That has been a common question up in Alaska since many pilots switch gear from wheels to skis to floats and back to wheels before the next annual.
FAA FAR 91.403 General.
(a) The owner or operator of an aircraft is primarily responsible for maintaining that aircraft in an airworthy condition, including compliance with part 39 of this chapter.
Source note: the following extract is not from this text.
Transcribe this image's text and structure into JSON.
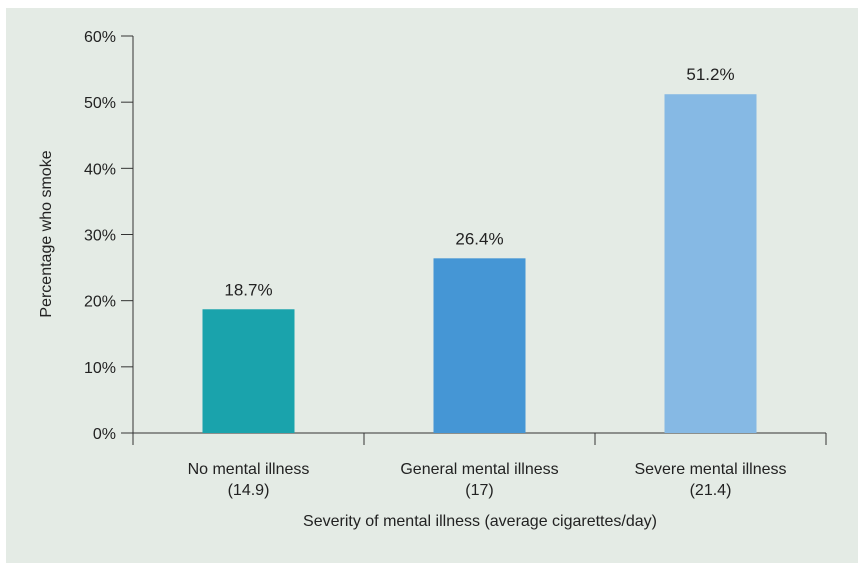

Link to most current FAA FAR PART 91 regulations:https://www.ecfr.gov/cgi-bin/text-idx?SID=994370bf6bfe45247fb4092ac214af70&mc=true&node=pt14.2.91&rgn=div5
Another way to understand what that means;
If you have any questions about anything you haven't experienced before bring in someone who has the experience and knowledge. A Boeing 737 mechanic with no General Aviation experience my hold the certificate but use common sense. A homebuilder or owner with no A&P but lots of experience and knowledge is a better choice for answering questions. Regulations still say an A&P or Repairman will do "Inspections". The aircraft does not need an inspection after switching gear if the gear has been on before. Weight and Balance is always required on any change to aircraft that effects the Center of Gravity or Empty Weight.
Quite often I use the owners knowledge to sign-off gear changes because they have more experience then I do with the installation. The mechanics involvement then just turns into a regulation and paperwork procedure. Sometimes I get called in just to give the owner confidence and another set of eyes because, who is the final responsible person for the aircraft's safety?